For the last 2 days or so, I've been visiting with aunts, uncles, cousins, and cousins once removed. And eating cake. Did I mention the cake? Oh and eating fried seafood. Lots of fried seafood. Every restaurant we went to had hush puppies and sides of cheese grits. I love grits. I think they have 0 nutritional value. But they aren't really bad for you either.
When we lived in Boston, I was always trying to get my co-workers to eat grits. I mean they ate couscous, which has a similar texture, so why so pompously discriminating against grits? I guess I got to be a bit annoying with it because one day a co-worker said to me--"Are you on the National Grits Council or something?"
So, my whole family down south is fat. All of us. I feel closer to my dad's family in MO, as we have the same hearts and sentiments. But I share hips and stomach rolls with my mom's family in FL. I found out that several of them use a CPAP for sleep apnea (I go for a sleep test this Friday.) The nice thing was this, though, so many times when I was talking with one of them, I found myself thinking, Wow, he has really nice. straight teeth. It wasn't until I did this with at least 3 people and then went to bed, that it dawned on me--those are like my teeth! I have pretty teeth!
Seeing them--especially my mom and my aunt together--both in pain (with crankiness being the first visible sign of their pain) from spinal stenosis and arthritis made me feel all the more inspired to get more healthy. They already have more drive and energy than I do.

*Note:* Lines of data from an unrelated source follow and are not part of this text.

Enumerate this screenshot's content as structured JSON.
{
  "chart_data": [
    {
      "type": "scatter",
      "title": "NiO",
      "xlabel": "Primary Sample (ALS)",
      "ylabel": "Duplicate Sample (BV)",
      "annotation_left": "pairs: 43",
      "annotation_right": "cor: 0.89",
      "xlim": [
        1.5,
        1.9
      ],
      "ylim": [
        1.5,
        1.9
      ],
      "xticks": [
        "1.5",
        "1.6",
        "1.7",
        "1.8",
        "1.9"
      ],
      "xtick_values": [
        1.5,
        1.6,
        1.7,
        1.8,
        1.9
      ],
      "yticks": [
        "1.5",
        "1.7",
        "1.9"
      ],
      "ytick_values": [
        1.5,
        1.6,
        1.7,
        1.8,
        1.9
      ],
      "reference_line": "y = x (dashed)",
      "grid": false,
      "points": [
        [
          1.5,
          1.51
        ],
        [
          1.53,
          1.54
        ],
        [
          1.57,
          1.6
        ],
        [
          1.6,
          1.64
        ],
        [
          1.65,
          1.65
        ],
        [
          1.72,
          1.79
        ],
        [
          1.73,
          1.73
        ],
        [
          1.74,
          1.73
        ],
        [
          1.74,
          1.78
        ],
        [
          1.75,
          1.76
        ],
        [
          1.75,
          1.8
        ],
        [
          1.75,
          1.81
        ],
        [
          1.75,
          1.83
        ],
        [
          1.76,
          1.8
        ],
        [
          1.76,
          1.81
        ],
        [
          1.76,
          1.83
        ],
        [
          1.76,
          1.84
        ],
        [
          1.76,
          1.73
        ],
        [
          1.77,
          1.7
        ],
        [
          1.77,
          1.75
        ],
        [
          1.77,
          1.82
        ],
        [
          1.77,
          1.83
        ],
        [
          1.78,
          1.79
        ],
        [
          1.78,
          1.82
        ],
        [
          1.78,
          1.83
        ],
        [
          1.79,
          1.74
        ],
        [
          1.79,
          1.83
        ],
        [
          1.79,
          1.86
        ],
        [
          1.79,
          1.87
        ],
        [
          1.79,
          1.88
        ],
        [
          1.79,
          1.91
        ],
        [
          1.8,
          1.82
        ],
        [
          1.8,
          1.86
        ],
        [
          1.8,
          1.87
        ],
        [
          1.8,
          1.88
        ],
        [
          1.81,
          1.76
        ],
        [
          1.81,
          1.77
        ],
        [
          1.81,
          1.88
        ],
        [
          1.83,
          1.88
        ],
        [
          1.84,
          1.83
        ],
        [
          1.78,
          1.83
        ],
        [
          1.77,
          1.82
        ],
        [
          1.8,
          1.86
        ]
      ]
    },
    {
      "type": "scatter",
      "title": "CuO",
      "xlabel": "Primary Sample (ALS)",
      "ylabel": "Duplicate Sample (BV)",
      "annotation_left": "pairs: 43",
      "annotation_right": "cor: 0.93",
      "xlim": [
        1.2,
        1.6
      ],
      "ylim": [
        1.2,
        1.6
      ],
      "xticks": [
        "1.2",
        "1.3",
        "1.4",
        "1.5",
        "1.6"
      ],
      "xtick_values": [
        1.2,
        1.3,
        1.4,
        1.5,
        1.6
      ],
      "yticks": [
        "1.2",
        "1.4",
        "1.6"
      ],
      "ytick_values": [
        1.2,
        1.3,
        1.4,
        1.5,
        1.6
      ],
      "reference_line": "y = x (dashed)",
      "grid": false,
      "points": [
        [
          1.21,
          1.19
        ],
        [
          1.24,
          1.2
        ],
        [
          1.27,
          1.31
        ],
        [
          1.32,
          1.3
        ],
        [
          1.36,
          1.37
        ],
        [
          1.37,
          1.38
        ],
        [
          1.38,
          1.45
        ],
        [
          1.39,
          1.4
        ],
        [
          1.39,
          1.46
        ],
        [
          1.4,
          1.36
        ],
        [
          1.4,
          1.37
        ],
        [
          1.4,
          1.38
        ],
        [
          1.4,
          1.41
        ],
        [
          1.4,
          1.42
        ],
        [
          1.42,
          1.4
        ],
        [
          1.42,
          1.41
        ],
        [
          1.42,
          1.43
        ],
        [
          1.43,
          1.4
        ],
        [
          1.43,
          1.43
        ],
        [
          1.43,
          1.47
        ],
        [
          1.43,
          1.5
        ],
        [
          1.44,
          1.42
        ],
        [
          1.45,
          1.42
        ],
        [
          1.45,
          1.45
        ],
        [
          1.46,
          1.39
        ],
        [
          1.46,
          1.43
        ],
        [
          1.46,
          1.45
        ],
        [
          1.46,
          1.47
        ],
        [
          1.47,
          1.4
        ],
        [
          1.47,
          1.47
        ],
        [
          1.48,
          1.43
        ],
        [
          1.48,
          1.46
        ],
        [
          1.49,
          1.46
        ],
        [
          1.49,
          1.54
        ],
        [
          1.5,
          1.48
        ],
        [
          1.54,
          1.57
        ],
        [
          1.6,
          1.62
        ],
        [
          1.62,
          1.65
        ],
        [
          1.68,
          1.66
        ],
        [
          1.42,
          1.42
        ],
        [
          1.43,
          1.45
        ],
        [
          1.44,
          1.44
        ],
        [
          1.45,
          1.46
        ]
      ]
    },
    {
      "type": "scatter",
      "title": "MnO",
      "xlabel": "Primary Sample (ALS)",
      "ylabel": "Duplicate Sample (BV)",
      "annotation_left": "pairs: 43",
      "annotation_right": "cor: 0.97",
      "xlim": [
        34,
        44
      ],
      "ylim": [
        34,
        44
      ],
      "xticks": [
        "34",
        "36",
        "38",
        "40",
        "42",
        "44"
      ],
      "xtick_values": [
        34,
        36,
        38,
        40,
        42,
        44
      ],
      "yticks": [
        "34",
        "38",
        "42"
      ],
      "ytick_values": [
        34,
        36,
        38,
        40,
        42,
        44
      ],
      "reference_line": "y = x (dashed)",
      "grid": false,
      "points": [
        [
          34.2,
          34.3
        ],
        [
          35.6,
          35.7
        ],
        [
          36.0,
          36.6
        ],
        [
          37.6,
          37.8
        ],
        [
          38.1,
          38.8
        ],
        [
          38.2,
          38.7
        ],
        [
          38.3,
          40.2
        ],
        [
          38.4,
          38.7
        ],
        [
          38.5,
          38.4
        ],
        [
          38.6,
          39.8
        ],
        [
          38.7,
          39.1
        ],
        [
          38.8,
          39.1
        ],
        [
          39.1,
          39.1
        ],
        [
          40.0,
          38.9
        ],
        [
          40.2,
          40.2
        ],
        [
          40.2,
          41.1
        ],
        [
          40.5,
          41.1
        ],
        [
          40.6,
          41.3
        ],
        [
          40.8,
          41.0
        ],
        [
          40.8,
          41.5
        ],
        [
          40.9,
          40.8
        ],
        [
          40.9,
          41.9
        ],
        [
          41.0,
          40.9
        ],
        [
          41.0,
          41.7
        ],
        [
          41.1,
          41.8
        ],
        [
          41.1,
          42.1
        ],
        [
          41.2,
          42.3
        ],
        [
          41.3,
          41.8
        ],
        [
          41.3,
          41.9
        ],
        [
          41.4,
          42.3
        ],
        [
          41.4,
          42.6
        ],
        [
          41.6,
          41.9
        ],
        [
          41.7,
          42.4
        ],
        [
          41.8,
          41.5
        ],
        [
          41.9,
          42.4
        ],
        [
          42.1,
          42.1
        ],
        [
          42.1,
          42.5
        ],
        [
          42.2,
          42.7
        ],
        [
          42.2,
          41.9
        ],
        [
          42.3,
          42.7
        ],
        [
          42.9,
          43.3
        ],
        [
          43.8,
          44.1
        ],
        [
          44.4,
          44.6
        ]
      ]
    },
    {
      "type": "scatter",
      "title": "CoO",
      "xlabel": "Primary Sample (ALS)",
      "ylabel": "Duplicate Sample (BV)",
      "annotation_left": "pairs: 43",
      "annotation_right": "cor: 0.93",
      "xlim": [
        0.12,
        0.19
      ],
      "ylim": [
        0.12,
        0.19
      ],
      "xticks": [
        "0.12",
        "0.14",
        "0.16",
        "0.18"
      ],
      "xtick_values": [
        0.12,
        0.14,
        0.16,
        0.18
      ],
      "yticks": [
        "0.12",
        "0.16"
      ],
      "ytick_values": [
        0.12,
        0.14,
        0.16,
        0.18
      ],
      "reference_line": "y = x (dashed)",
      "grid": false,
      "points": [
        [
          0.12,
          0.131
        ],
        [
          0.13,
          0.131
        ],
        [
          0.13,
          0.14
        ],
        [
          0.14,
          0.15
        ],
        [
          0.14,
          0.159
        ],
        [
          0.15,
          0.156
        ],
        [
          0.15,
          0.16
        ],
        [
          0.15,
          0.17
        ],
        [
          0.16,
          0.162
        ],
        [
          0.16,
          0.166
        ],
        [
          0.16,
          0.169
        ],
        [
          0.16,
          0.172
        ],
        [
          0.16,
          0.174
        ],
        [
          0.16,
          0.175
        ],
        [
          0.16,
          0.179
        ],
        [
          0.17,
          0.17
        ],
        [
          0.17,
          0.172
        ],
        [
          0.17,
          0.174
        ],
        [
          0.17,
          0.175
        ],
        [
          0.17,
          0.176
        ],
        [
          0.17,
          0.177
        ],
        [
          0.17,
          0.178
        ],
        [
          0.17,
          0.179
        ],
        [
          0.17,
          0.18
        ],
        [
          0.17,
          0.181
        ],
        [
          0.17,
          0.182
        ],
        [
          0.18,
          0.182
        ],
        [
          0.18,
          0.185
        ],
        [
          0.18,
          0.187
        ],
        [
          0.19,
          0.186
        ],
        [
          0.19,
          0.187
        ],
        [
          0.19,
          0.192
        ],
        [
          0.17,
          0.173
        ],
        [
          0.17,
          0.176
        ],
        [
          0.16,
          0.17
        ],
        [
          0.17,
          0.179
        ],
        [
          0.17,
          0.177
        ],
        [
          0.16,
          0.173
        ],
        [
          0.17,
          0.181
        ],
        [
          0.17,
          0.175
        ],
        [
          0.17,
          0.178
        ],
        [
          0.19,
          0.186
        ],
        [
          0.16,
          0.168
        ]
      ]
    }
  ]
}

Not that I was working to get more healthy this past weekend as the start of this entry clearly shows. I started off OK. . . but slipped more each day. Still, I didn't go expecting to stay on track. In fact, I decided not to weigh at all before I went because it's too early in my trying to make changes. If I'd lost a little weight, then I knew the chances of me gaining it back over the weekend would be pretty high and the chances of me feeling bad at being back to "0" would be even highter. If I'd lost an impressive amount of weight, then I knew I'd feel stressed about not being able to stick with it away from home. Instead, I decided not to weigh until next Sat.
Plus, last week, Hubby & I walked a few nights but Trainer D and I never connected. With that and hanging out with the family, Hubby was nervous about my maginc switch turning to off! The trick I think will be finding time TOMORROW to plan some meals and get to the grocery store.